HBV DNA is a substrate for the cGAS/STING pathway but is not sensed in infected hepatocytes
Florian W. R. Vondran,
Posted 06 Dec 2019
bioRxiv DOI: 10.1101/867440
Posted 06 Dec 2019
HBV chronic infection is a critical risk factor for hepatocellular carcinoma. Although debated, the absence of innate immune response to HBV infection in hepatocytes is becoming the current view. However the underlying reasons are poorly understood. This study aims to define potential viral pathogen-associated molecular patterns (PAMPs) and the pattern recognition receptors (PRRs), and to elucidate whether HBV counteracts the innate pathways. The innate immune response to HBV infection was monitored by interferon-stimulated gene 54 (ISG54) mRNA, a direct downstream transcriptional target of Interferon Regulatory Factor 3 (IRF3), or IRF3 phosphorylation. The immunostimulatory potential of naked HBV DNAs or RNAs and the respective PRRs were determined upon viral nucleic acid transfection in immunocompetent cells including knockout cells lacking key molecules of innate pathways. The expression and functionality of DNA and RNA sensing pathways in primary human hepatocytes (PHH) were assessed. The inhibition of the DNA-sensing pathway by HBV was tested using IRF3 nuclear translocation assay. Our study revealed that HBV infection does not induce an innate response in infected hepatocytes, even in absence of HBV X protein. HBV relaxed-circular DNA (rcDNA) and DNA replication intermediates, but not HBV RNAs, are immunostimulatory and sensed by Cyclic Guanosine Monophosphate-Adenosine Monophosphate Synthase (cGAS) and Stimulator of Interferon Genes (STING).
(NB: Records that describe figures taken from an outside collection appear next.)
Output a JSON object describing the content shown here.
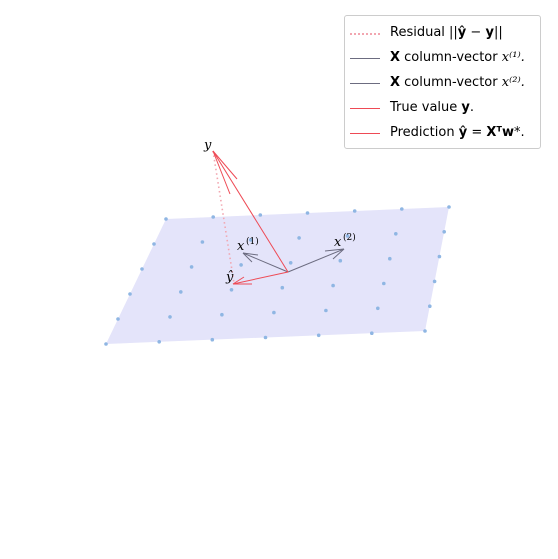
{
  "colors": {
    "plane": "#e4e4fa",
    "points": "#8fb6e3",
    "column_vector": "#6c6c80",
    "true_value": "#ee4a55",
    "residual": "#f2a6b0"
  },
  "labels": {
    "y": "y",
    "y_hat": "ŷ",
    "x1_base": "x",
    "x1_sup": "(1)",
    "x2_base": "x",
    "x2_sup": "(2)"
  },
  "legend": {
    "items": [
      {
        "key": "residual",
        "style": "dotted",
        "text_main": "Residual ||",
        "text_bold": "ŷ",
        "text_mid": " − ",
        "text_bold2": "y",
        "text_end": "||"
      },
      {
        "key": "column_vector",
        "style": "solid",
        "text_bold": "X",
        "text_main": " column-vector ",
        "text_end": "x⁽¹⁾."
      },
      {
        "key": "column_vector",
        "style": "solid",
        "text_bold": "X",
        "text_main": " column-vector ",
        "text_end": "x⁽²⁾."
      },
      {
        "key": "true_value",
        "style": "solid",
        "text_main": "True value ",
        "text_bold": "y",
        "text_end": "."
      },
      {
        "key": "true_value",
        "style": "solid",
        "text_main": "Prediction ",
        "text_bold": "ŷ",
        "text_mid": " = ",
        "text_bold2": "Xᵀw",
        "text_end": "*."
      }
    ]
  }
}
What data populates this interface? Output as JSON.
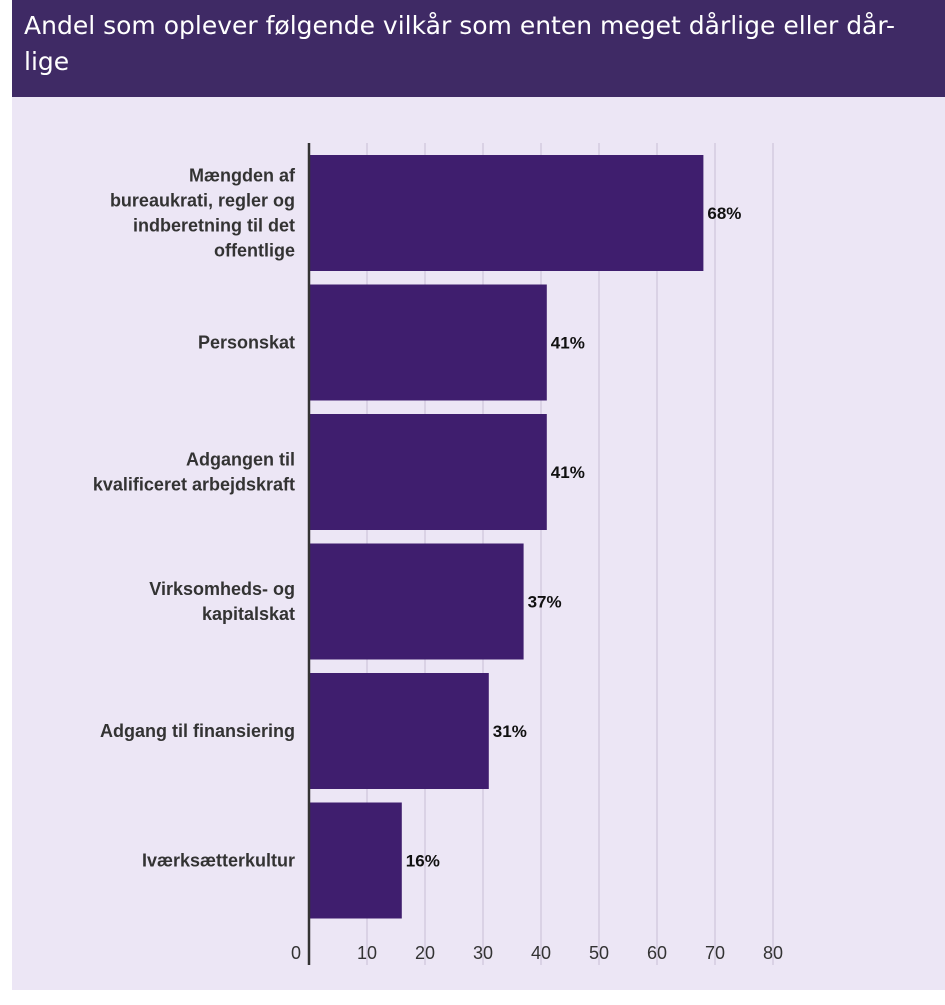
{
  "title": "Andel som oplever følgende vilkår som enten meget dårlige eller dår-lige",
  "title_lines": [
    "Andel som oplever følgende vilkår som enten meget dårlige eller dår-",
    "lige"
  ],
  "colors": {
    "bar": "#3f1e6e",
    "header": "#3f2a65",
    "background": "#ece6f5",
    "grid": "#d3cbe0"
  },
  "chart_data": {
    "type": "bar",
    "orientation": "horizontal",
    "categories": [
      [
        "Mængden af",
        "bureaukrati, regler og",
        "indberetning til det",
        "offentlige"
      ],
      [
        "Personskat"
      ],
      [
        "Adgangen til",
        "kvalificeret arbejdskraft"
      ],
      [
        "Virksomheds- og",
        "kapitalskat"
      ],
      [
        "Adgang til finansiering"
      ],
      [
        "Iværksætterkultur"
      ]
    ],
    "values": [
      68,
      41,
      41,
      37,
      31,
      16
    ],
    "value_labels": [
      "68%",
      "41%",
      "41%",
      "37%",
      "31%",
      "16%"
    ],
    "xticks": [
      "0",
      "10",
      "20",
      "30",
      "40",
      "50",
      "60",
      "70",
      "80"
    ],
    "xlim": [
      0,
      80
    ],
    "grid": true,
    "legend": "none"
  }
}
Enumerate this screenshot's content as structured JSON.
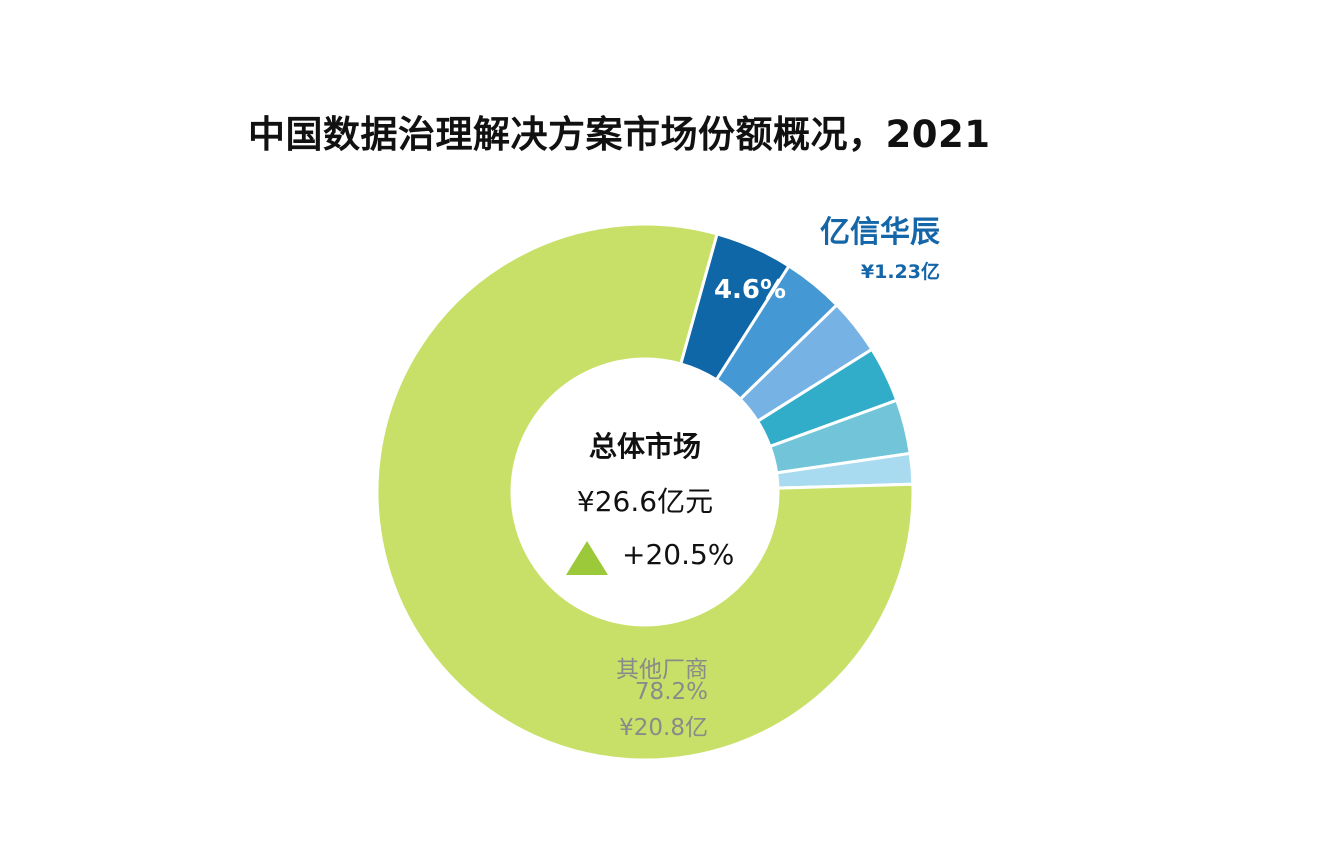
{
  "chart_data": {
    "type": "pie",
    "title": "中国数据治理解决方案市场份额概况，2021",
    "center": {
      "title": "总体市场",
      "total": "¥26.6亿元",
      "growth": "+20.5%"
    },
    "highlight": {
      "name": "亿信华辰",
      "value": "¥1.23亿",
      "percent_label": "4.6%"
    },
    "other": {
      "name": "其他厂商",
      "percent_label": "78.2%",
      "value": "¥20.8亿"
    },
    "slices": [
      {
        "share": 4.6,
        "color": "#0f67a8"
      },
      {
        "share": 3.6,
        "color": "#4499d4"
      },
      {
        "share": 3.3,
        "color": "#76b2e4"
      },
      {
        "share": 3.3,
        "color": "#31adc9"
      },
      {
        "share": 3.2,
        "color": "#72c5d8"
      },
      {
        "share": 1.8,
        "color": "#a8dbef"
      },
      {
        "share": 78.2,
        "color": "#c8e067"
      }
    ],
    "colors": {
      "highlight_text": "#1466a8",
      "other_text": "#8a8a8a",
      "growth_arrow": "#9cc93a"
    }
  }
}
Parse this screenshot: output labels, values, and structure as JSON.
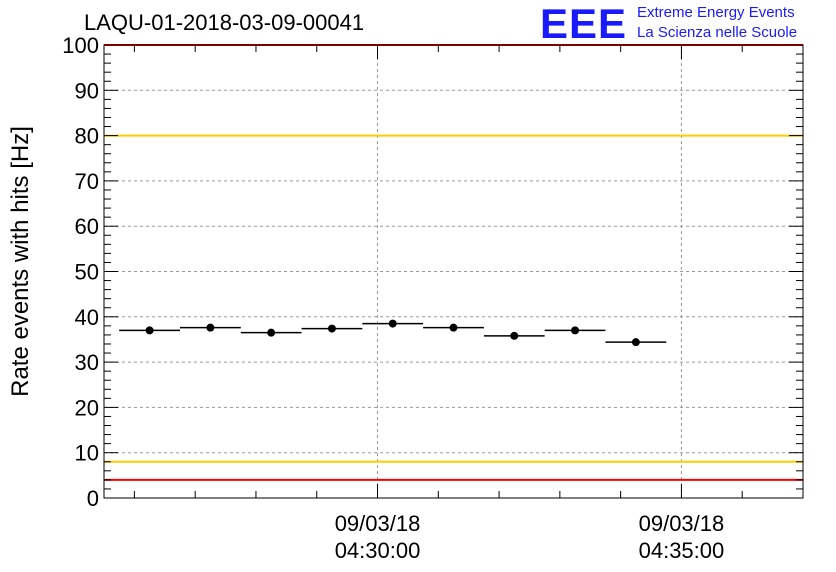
{
  "header": {
    "title": "LAQU-01-2018-03-09-00041",
    "logo_text": "EEE",
    "brand_line1": "Extreme Energy Events",
    "brand_line2": "La Scienza nelle Scuole"
  },
  "colors": {
    "brand": "#1a1aff",
    "limit_red": "#ff0000",
    "limit_yellow": "#ffcc00",
    "marker": "#000000",
    "grid": "#9a9a9a"
  },
  "chart_data": {
    "type": "scatter",
    "ylabel": "Rate events with hits [Hz]",
    "xlabel": "",
    "ylim": [
      0,
      100
    ],
    "xlim": [
      "04:25:30",
      "04:37:00"
    ],
    "grid": true,
    "x_ticks": [
      {
        "time": "04:30:00",
        "line1": "09/03/18",
        "line2": "04:30:00"
      },
      {
        "time": "04:35:00",
        "line1": "09/03/18",
        "line2": "04:35:00"
      }
    ],
    "y_ticks": [
      0,
      10,
      20,
      30,
      40,
      50,
      60,
      70,
      80,
      90,
      100
    ],
    "reference_lines": [
      {
        "y": 100,
        "color": "red"
      },
      {
        "y": 80,
        "color": "yellow"
      },
      {
        "y": 8,
        "color": "yellow"
      },
      {
        "y": 4,
        "color": "red"
      }
    ],
    "series": [
      {
        "points": [
          {
            "x": "04:26:15",
            "x_start": "04:25:45",
            "x_end": "04:26:45",
            "y": 37.0
          },
          {
            "x": "04:27:15",
            "x_start": "04:26:45",
            "x_end": "04:27:45",
            "y": 37.6
          },
          {
            "x": "04:28:15",
            "x_start": "04:27:45",
            "x_end": "04:28:45",
            "y": 36.5
          },
          {
            "x": "04:29:15",
            "x_start": "04:28:45",
            "x_end": "04:29:45",
            "y": 37.4
          },
          {
            "x": "04:30:15",
            "x_start": "04:29:45",
            "x_end": "04:30:45",
            "y": 38.5
          },
          {
            "x": "04:31:15",
            "x_start": "04:30:45",
            "x_end": "04:31:45",
            "y": 37.6
          },
          {
            "x": "04:32:15",
            "x_start": "04:31:45",
            "x_end": "04:32:45",
            "y": 35.8
          },
          {
            "x": "04:33:15",
            "x_start": "04:32:45",
            "x_end": "04:33:45",
            "y": 37.0
          },
          {
            "x": "04:34:15",
            "x_start": "04:33:45",
            "x_end": "04:34:45",
            "y": 34.4
          }
        ]
      }
    ]
  }
}
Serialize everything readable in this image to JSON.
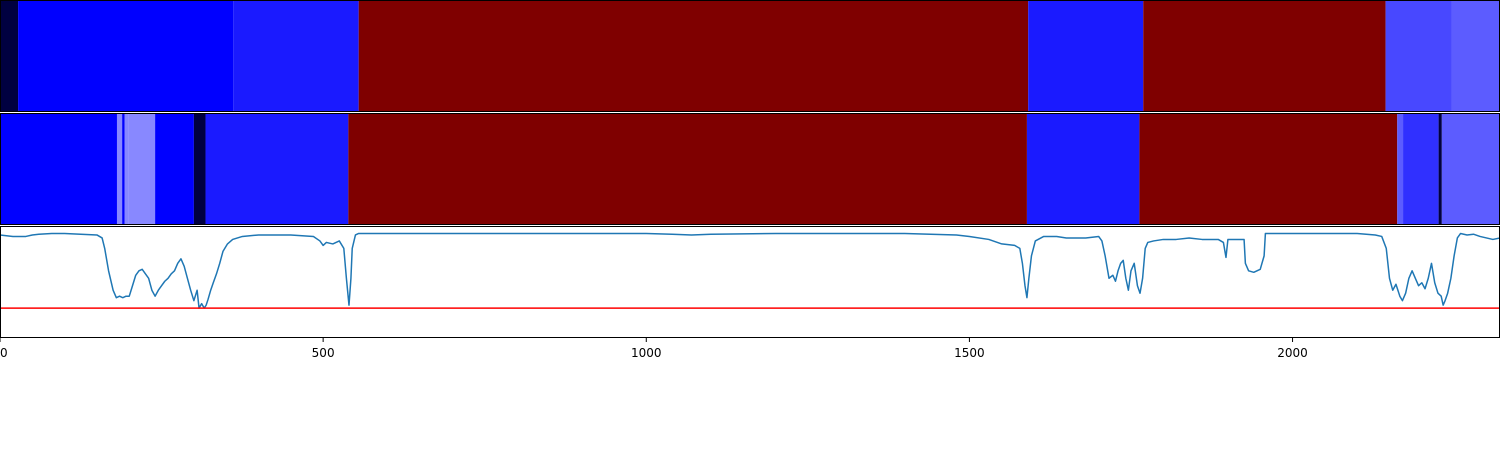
{
  "chart_data": {
    "type": "heatmap",
    "x_range": [
      0,
      2321
    ],
    "x_ticks": [
      {
        "value": 0,
        "label": "0"
      },
      {
        "value": 500,
        "label": "500"
      },
      {
        "value": 1000,
        "label": "1000"
      },
      {
        "value": 1500,
        "label": "1500"
      },
      {
        "value": 2000,
        "label": "2000"
      }
    ],
    "segment_tracks": [
      {
        "segments": [
          {
            "start": 0,
            "end": 28,
            "color": "#000040"
          },
          {
            "start": 28,
            "end": 361,
            "color": "#0000ff"
          },
          {
            "start": 361,
            "end": 555,
            "color": "#1a1aff"
          },
          {
            "start": 555,
            "end": 1591,
            "color": "#7f0000"
          },
          {
            "start": 1591,
            "end": 1769,
            "color": "#1a1aff"
          },
          {
            "start": 1769,
            "end": 2144,
            "color": "#7f0000"
          },
          {
            "start": 2144,
            "end": 2246,
            "color": "#4848ff"
          },
          {
            "start": 2246,
            "end": 2321,
            "color": "#5c5cff"
          }
        ]
      },
      {
        "segments": [
          {
            "start": 0,
            "end": 181,
            "color": "#0000ff"
          },
          {
            "start": 181,
            "end": 189,
            "color": "#8888ff"
          },
          {
            "start": 189,
            "end": 193,
            "color": "#0000ff"
          },
          {
            "start": 193,
            "end": 199,
            "color": "#8888ff"
          },
          {
            "start": 199,
            "end": 240,
            "color": "#8888ff"
          },
          {
            "start": 240,
            "end": 300,
            "color": "#0000ff"
          },
          {
            "start": 300,
            "end": 318,
            "color": "#000040"
          },
          {
            "start": 318,
            "end": 539,
            "color": "#1a1aff"
          },
          {
            "start": 539,
            "end": 1589,
            "color": "#7f0000"
          },
          {
            "start": 1589,
            "end": 1763,
            "color": "#1a1aff"
          },
          {
            "start": 1763,
            "end": 2162,
            "color": "#7f0000"
          },
          {
            "start": 2162,
            "end": 2171,
            "color": "#5c5cff"
          },
          {
            "start": 2171,
            "end": 2226,
            "color": "#3030ff"
          },
          {
            "start": 2226,
            "end": 2231,
            "color": "#000040"
          },
          {
            "start": 2231,
            "end": 2321,
            "color": "#5c5cff"
          }
        ]
      }
    ],
    "line_panel": {
      "ylim": [
        -0.7,
        0.05
      ],
      "line_color": "#1f77b4",
      "threshold": -0.5,
      "threshold_color": "#ff0000",
      "points": [
        [
          0,
          -0.01
        ],
        [
          20,
          -0.02
        ],
        [
          40,
          -0.02
        ],
        [
          50,
          -0.01
        ],
        [
          60,
          -0.005
        ],
        [
          80,
          0.0
        ],
        [
          100,
          0.0
        ],
        [
          150,
          -0.01
        ],
        [
          158,
          -0.03
        ],
        [
          162,
          -0.1
        ],
        [
          168,
          -0.25
        ],
        [
          175,
          -0.38
        ],
        [
          180,
          -0.43
        ],
        [
          185,
          -0.42
        ],
        [
          190,
          -0.43
        ],
        [
          195,
          -0.42
        ],
        [
          200,
          -0.42
        ],
        [
          205,
          -0.35
        ],
        [
          210,
          -0.28
        ],
        [
          215,
          -0.25
        ],
        [
          220,
          -0.24
        ],
        [
          225,
          -0.27
        ],
        [
          230,
          -0.3
        ],
        [
          235,
          -0.38
        ],
        [
          240,
          -0.42
        ],
        [
          245,
          -0.38
        ],
        [
          250,
          -0.35
        ],
        [
          255,
          -0.32
        ],
        [
          260,
          -0.3
        ],
        [
          265,
          -0.27
        ],
        [
          270,
          -0.25
        ],
        [
          275,
          -0.2
        ],
        [
          280,
          -0.17
        ],
        [
          285,
          -0.22
        ],
        [
          290,
          -0.3
        ],
        [
          295,
          -0.38
        ],
        [
          300,
          -0.45
        ],
        [
          305,
          -0.38
        ],
        [
          308,
          -0.5
        ],
        [
          312,
          -0.47
        ],
        [
          316,
          -0.5
        ],
        [
          319,
          -0.48
        ],
        [
          322,
          -0.44
        ],
        [
          326,
          -0.38
        ],
        [
          330,
          -0.33
        ],
        [
          335,
          -0.27
        ],
        [
          340,
          -0.2
        ],
        [
          345,
          -0.12
        ],
        [
          352,
          -0.07
        ],
        [
          360,
          -0.04
        ],
        [
          375,
          -0.02
        ],
        [
          400,
          -0.01
        ],
        [
          450,
          -0.01
        ],
        [
          485,
          -0.02
        ],
        [
          495,
          -0.05
        ],
        [
          500,
          -0.08
        ],
        [
          505,
          -0.06
        ],
        [
          515,
          -0.07
        ],
        [
          525,
          -0.05
        ],
        [
          532,
          -0.1
        ],
        [
          536,
          -0.3
        ],
        [
          540,
          -0.48
        ],
        [
          543,
          -0.3
        ],
        [
          545,
          -0.1
        ],
        [
          550,
          -0.01
        ],
        [
          555,
          0.0
        ],
        [
          600,
          0.0
        ],
        [
          800,
          0.0
        ],
        [
          900,
          0.0
        ],
        [
          1000,
          0.0
        ],
        [
          1040,
          -0.005
        ],
        [
          1070,
          -0.01
        ],
        [
          1100,
          -0.005
        ],
        [
          1200,
          0.0
        ],
        [
          1300,
          0.0
        ],
        [
          1400,
          0.0
        ],
        [
          1480,
          -0.01
        ],
        [
          1500,
          -0.02
        ],
        [
          1530,
          -0.04
        ],
        [
          1550,
          -0.07
        ],
        [
          1570,
          -0.08
        ],
        [
          1578,
          -0.1
        ],
        [
          1582,
          -0.2
        ],
        [
          1586,
          -0.35
        ],
        [
          1589,
          -0.43
        ],
        [
          1592,
          -0.3
        ],
        [
          1596,
          -0.15
        ],
        [
          1602,
          -0.05
        ],
        [
          1615,
          -0.02
        ],
        [
          1635,
          -0.02
        ],
        [
          1650,
          -0.03
        ],
        [
          1680,
          -0.03
        ],
        [
          1700,
          -0.02
        ],
        [
          1705,
          -0.05
        ],
        [
          1710,
          -0.15
        ],
        [
          1716,
          -0.3
        ],
        [
          1722,
          -0.28
        ],
        [
          1726,
          -0.32
        ],
        [
          1730,
          -0.25
        ],
        [
          1734,
          -0.2
        ],
        [
          1738,
          -0.18
        ],
        [
          1742,
          -0.3
        ],
        [
          1746,
          -0.38
        ],
        [
          1750,
          -0.25
        ],
        [
          1755,
          -0.2
        ],
        [
          1760,
          -0.35
        ],
        [
          1764,
          -0.4
        ],
        [
          1768,
          -0.3
        ],
        [
          1772,
          -0.1
        ],
        [
          1776,
          -0.06
        ],
        [
          1785,
          -0.05
        ],
        [
          1800,
          -0.04
        ],
        [
          1820,
          -0.04
        ],
        [
          1840,
          -0.03
        ],
        [
          1860,
          -0.04
        ],
        [
          1885,
          -0.04
        ],
        [
          1893,
          -0.06
        ],
        [
          1897,
          -0.16
        ],
        [
          1900,
          -0.04
        ],
        [
          1925,
          -0.04
        ],
        [
          1927,
          -0.2
        ],
        [
          1932,
          -0.25
        ],
        [
          1940,
          -0.26
        ],
        [
          1950,
          -0.24
        ],
        [
          1956,
          -0.15
        ],
        [
          1958,
          0.0
        ],
        [
          2000,
          0.0
        ],
        [
          2100,
          0.0
        ],
        [
          2128,
          -0.01
        ],
        [
          2138,
          -0.02
        ],
        [
          2145,
          -0.1
        ],
        [
          2150,
          -0.3
        ],
        [
          2155,
          -0.38
        ],
        [
          2160,
          -0.34
        ],
        [
          2166,
          -0.42
        ],
        [
          2170,
          -0.45
        ],
        [
          2175,
          -0.4
        ],
        [
          2180,
          -0.3
        ],
        [
          2185,
          -0.25
        ],
        [
          2190,
          -0.3
        ],
        [
          2195,
          -0.35
        ],
        [
          2200,
          -0.33
        ],
        [
          2205,
          -0.37
        ],
        [
          2210,
          -0.3
        ],
        [
          2215,
          -0.2
        ],
        [
          2220,
          -0.33
        ],
        [
          2225,
          -0.4
        ],
        [
          2230,
          -0.42
        ],
        [
          2233,
          -0.48
        ],
        [
          2236,
          -0.45
        ],
        [
          2240,
          -0.4
        ],
        [
          2245,
          -0.3
        ],
        [
          2250,
          -0.15
        ],
        [
          2255,
          -0.03
        ],
        [
          2260,
          0.0
        ],
        [
          2270,
          -0.01
        ],
        [
          2280,
          -0.005
        ],
        [
          2290,
          -0.02
        ],
        [
          2300,
          -0.03
        ],
        [
          2310,
          -0.04
        ],
        [
          2321,
          -0.03
        ]
      ]
    }
  }
}
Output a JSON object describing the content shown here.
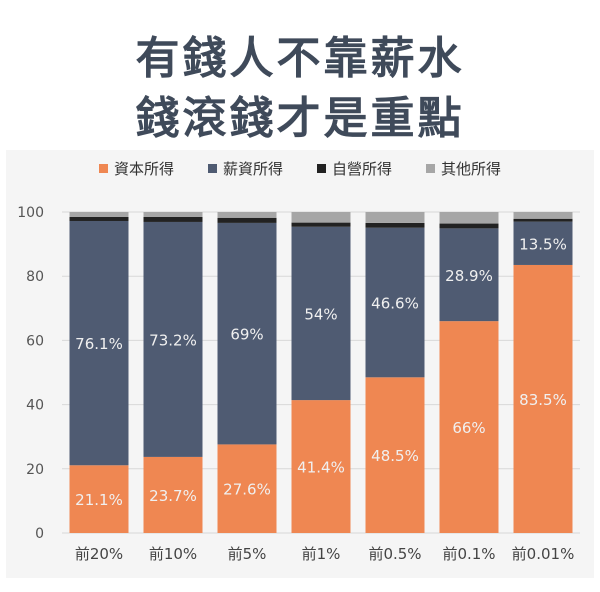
{
  "title": [
    "有錢人不靠薪水",
    "錢滾錢才是重點"
  ],
  "chart_data": {
    "type": "bar",
    "stacked": true,
    "title": "有錢人不靠薪水 錢滾錢才是重點",
    "xlabel": "",
    "ylabel": "",
    "ylim": [
      0,
      100
    ],
    "yticks": [
      "0",
      "20",
      "40",
      "60",
      "80",
      "100"
    ],
    "grid": true,
    "legend_position": "top",
    "categories": [
      "前20%",
      "前10%",
      "前5%",
      "前1%",
      "前0.5%",
      "前0.1%",
      "前0.01%"
    ],
    "series": [
      {
        "name": "資本所得",
        "color": "#ef8752",
        "values": [
          21.1,
          23.7,
          27.6,
          41.4,
          48.5,
          66,
          83.5
        ],
        "labels": [
          "21.1%",
          "23.7%",
          "27.6%",
          "41.4%",
          "48.5%",
          "66%",
          "83.5%"
        ]
      },
      {
        "name": "薪資所得",
        "color": "#4f5b72",
        "values": [
          76.1,
          73.2,
          69,
          54,
          46.6,
          28.9,
          13.5
        ],
        "labels": [
          "76.1%",
          "73.2%",
          "69%",
          "54%",
          "46.6%",
          "28.9%",
          "13.5%"
        ]
      },
      {
        "name": "自營所得",
        "color": "#222222",
        "values": [
          1.3,
          1.6,
          1.6,
          1.3,
          1.5,
          1.5,
          0.9
        ]
      },
      {
        "name": "其他所得",
        "color": "#a6a6a6",
        "values": [
          1.5,
          1.5,
          1.8,
          3.3,
          3.4,
          3.6,
          2.1
        ]
      }
    ]
  }
}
Although PHH express DNA sensors to reduced levels compared to myeloid cells, they can respond to naked HBV rcDNA. However, we show that the absence of innate response to HBV infection in hepatocytes is not due to an active inhibition of the DNA sensing pathway by the virus. HBV passively evades the innate immune response in infected hepatocytes by (i) producing non-immunostimulatory RNAs, (ii) avoiding sensing of its DNAs by cGAS/STING without active inhibition of the pathway, possibly through shielding of the viral DNAs by the capsid.